What Italy can teach Indian designers

Samyukta Bhowmick | November 26, 2005

It's Italy week in New Delhi. The Festa Italiana, in its fourth year and now in five cities (look out for it in Mumbai, Kolkata, Chennai and Bangalore as well), is back, and this year, it's brought food, football and fashion with it.

There are workshops underway courtesy of AC Milan's under 18 team; and a fashion show by designer Gianfranco Ferre, lately of Christian Dior, was held at New Delhi's new Shangri-La hotel on Thursday night. It's not all glamour though; some people have flown down to New Delhi specifically to talk business.

"In Italy," says Fabio Marangoni, the president of the famed Istituto Marangoni, based in Milan and London, "we look upon fashion as a business like any other."

It's obviously been a successful doctrine for him; some of the more famous alumni of the Istituto Marangoni include Franco Moschino, Domenico Dolce (of Dolce & Gabbana), Alessandra Facchinetti (of Gucci) and Alberto Cantý (of Armani).

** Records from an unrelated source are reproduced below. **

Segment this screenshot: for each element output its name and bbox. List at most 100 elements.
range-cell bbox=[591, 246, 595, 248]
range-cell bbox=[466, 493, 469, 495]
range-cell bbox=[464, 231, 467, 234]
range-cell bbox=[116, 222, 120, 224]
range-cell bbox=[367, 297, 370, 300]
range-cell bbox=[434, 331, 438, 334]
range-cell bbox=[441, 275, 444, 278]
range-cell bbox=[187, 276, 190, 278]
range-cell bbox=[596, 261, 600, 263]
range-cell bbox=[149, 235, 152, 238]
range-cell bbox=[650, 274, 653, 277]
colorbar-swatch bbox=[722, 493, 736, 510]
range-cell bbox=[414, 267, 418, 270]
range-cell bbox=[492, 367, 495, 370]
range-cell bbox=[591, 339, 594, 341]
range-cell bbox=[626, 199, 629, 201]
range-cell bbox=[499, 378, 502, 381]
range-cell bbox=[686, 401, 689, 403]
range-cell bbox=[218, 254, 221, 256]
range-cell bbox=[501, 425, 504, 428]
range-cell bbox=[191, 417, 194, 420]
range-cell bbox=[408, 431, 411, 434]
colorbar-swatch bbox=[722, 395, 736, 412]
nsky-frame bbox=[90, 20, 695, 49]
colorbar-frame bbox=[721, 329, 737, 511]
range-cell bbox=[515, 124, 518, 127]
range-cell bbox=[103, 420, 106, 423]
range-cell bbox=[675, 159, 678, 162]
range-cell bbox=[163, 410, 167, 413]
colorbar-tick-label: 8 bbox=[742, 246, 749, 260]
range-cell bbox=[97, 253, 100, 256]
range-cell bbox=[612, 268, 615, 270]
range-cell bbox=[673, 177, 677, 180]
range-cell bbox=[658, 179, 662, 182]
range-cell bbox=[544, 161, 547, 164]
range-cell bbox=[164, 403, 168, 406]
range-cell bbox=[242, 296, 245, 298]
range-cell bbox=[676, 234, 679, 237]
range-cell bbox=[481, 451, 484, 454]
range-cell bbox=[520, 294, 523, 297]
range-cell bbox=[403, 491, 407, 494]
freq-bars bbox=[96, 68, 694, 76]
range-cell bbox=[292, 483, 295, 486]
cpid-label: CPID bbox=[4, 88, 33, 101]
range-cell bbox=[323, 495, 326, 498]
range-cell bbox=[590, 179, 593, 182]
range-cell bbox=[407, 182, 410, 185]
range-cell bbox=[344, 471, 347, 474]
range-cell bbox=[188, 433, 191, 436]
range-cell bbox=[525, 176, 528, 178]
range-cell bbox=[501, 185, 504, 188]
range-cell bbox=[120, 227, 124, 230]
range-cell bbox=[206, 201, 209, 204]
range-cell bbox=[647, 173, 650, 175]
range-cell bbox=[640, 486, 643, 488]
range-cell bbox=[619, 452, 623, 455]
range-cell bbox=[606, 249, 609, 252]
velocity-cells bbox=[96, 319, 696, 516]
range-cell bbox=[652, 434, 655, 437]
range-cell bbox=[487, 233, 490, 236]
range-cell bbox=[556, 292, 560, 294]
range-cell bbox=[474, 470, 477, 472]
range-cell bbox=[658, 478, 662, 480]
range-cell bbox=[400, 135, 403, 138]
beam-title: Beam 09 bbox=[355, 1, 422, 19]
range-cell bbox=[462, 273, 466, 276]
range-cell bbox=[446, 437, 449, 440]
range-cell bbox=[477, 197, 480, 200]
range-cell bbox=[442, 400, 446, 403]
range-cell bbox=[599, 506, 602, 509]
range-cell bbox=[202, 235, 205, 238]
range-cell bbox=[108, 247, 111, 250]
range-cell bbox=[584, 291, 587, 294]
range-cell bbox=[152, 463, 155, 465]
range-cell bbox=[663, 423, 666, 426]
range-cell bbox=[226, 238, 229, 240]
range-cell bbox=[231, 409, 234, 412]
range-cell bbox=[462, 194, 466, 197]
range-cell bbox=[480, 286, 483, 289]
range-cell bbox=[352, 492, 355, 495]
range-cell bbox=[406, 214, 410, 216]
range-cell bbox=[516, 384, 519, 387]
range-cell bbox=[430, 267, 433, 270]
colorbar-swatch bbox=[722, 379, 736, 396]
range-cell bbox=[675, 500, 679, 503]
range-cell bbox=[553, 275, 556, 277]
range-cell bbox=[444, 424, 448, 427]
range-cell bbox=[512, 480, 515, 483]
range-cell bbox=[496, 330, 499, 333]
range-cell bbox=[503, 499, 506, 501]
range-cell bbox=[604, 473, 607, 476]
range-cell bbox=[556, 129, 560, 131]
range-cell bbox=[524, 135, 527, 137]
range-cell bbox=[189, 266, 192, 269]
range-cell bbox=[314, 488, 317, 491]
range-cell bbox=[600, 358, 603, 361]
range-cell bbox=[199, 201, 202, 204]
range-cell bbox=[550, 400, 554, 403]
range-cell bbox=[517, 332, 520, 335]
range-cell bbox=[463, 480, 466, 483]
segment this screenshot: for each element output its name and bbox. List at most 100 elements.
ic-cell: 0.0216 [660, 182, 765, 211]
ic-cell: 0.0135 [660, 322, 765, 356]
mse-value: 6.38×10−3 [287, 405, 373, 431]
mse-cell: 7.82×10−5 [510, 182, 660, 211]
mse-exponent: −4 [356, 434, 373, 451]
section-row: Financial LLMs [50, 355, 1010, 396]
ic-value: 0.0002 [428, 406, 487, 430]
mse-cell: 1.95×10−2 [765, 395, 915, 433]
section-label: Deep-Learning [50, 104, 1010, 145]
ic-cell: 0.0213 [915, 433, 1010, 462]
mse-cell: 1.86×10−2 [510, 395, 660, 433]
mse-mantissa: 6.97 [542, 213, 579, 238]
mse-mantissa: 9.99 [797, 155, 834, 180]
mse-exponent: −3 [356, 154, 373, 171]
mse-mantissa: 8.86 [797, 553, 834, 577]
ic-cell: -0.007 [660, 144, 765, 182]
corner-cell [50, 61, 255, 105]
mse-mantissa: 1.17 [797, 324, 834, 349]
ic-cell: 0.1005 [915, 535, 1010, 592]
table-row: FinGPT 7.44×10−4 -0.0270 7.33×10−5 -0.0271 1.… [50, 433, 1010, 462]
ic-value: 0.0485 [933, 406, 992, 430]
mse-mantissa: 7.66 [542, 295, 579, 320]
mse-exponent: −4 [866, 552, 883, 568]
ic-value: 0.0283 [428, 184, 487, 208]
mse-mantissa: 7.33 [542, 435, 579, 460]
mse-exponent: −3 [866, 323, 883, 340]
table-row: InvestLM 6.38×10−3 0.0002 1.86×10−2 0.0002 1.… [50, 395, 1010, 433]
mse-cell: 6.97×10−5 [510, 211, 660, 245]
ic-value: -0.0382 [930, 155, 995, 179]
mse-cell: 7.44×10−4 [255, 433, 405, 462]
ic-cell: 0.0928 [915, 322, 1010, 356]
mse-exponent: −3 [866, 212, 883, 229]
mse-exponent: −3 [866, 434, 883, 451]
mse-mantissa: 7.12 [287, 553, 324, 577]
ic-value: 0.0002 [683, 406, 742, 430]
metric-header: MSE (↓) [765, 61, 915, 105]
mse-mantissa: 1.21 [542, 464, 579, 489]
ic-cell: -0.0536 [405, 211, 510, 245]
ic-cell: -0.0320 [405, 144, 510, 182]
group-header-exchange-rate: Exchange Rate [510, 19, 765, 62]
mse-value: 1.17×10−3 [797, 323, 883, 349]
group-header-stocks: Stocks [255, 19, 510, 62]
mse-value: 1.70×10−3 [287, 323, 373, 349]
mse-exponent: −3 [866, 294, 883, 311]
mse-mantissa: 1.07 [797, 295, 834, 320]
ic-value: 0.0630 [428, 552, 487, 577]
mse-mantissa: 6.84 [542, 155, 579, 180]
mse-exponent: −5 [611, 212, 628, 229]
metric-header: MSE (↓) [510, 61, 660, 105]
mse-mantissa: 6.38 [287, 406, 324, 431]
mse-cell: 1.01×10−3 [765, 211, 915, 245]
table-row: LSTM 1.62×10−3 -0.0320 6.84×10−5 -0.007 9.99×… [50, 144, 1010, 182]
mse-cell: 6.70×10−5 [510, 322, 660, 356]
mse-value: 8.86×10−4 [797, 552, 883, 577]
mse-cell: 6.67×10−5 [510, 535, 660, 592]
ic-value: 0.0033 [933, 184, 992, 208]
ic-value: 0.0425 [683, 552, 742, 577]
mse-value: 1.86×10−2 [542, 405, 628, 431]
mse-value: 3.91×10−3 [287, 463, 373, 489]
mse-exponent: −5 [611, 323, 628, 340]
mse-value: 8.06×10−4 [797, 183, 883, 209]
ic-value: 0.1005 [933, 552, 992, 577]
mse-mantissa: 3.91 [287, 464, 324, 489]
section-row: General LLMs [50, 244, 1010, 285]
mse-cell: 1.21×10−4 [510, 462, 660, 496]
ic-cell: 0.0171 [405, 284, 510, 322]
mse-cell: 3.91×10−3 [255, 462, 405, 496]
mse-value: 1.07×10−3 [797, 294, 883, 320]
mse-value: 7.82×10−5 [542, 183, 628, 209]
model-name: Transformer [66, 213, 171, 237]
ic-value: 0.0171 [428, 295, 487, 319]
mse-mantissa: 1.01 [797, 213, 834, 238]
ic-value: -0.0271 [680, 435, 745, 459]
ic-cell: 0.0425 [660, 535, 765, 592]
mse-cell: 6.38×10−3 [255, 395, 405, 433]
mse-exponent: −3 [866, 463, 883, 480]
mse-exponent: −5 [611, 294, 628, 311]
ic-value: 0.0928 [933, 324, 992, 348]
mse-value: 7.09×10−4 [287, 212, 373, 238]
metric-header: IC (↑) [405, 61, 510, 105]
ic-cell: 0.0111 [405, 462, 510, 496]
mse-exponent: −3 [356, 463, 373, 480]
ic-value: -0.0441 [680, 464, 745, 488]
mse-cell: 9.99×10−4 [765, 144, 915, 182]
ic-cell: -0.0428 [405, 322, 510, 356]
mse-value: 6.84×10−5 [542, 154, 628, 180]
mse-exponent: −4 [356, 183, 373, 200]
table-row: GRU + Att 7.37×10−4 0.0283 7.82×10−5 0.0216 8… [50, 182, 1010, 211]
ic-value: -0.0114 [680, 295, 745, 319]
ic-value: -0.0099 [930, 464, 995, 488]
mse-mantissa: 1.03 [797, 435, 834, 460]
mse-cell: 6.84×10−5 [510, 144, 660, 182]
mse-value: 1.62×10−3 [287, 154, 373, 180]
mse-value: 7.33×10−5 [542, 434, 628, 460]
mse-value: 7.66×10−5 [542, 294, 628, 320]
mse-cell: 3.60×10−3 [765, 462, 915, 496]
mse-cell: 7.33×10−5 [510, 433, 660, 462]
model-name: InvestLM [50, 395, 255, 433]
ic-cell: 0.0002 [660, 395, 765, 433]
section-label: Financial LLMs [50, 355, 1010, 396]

These are some of the most successful fashion houses in the world; how does Marangoni view the Indian fashion industry?

"India is at the stage that Italy was in the seventies," he says. "It has already established its power of production, now all that needs to happen is that individual designers need to tie up with corporations. India will soon lose its competitive advantage in cheap labour (already, countries like China are starting to overtake it), so it needs to establish itself in another way."

Corporatisation is a trend that is only just starting to take off in India. There have been some tie-ups (most recently, that of Manish Arora with Reebok), and there have been some structural reforms, but by and large the change has been unhurried, and things are continuing as they always have.

Marangoni's message is clear: "Designers have to realise that they can't do anything without the power of big industry behind them. They also need a market; so on either side, they need to follow the economics of their trade."

Mario Boselli, the president of Giulia Pirovano, and the man who spearheads Milan Fashion Week, was also in New Delhi, and in full agreement.

"This is a change that is definitely going to take place, sooner or later. India has a huge production capacity - over 90 per cent of the embroidery that Italian designers use are worked here in India, for instance. The capacity of the Indian industry to export is overwhelming. What it needs is a balance between the creativity of the designers and this industrial capacity."

Perhaps what would bring the change about much sooner is to catch designers at their source - that is, in school. At the Istituto Marangoni, design is taught hand in hand with business, and this is something Marangoni thinks may be lacking in schools here.

"Education is important, but the schools should work in parallel with companies and the industries. There should be business courses, and projects done within the structures of big business. Otherwise, they just become art schools," he says.

It's true that there are not many business courses at leading institutes like the National Institute of Fashion Technology.

"We do have a fashion management studies course," says a NIFT official, "but we really don't have as many business courses as I'd like. We did use to, we had private consultancies and so on, but now all that has withered.

"There has been a tendency of the management to look inwards, and be suspicious of outside connections. I hope this changes, in fact I think it has to, because otherwise students will soon realise that they are not being taught anything about the environment in which they are expected to work."

All in all, the meeting of the Indian and Italian fashion industries has brought about a healthy dialogue and an interesting exchange of ideas. Three students in Mumbai have even won scholarships to the Istituto Marangoni.

The winner, said Marangoni, impressed him because "he used an Indian style in his clothes - the clothes themselves were contemporary (they would not have an international market if they weren't), but the young man cleverly realised that it pays not to forget your roots and your culture."

This is not sentimental nostalgia: however much the Indian fashion industry can learn from its Italian counterpart, our real business edge lies right here at home: in our Indian fabrics and cuts, and our own sense of style.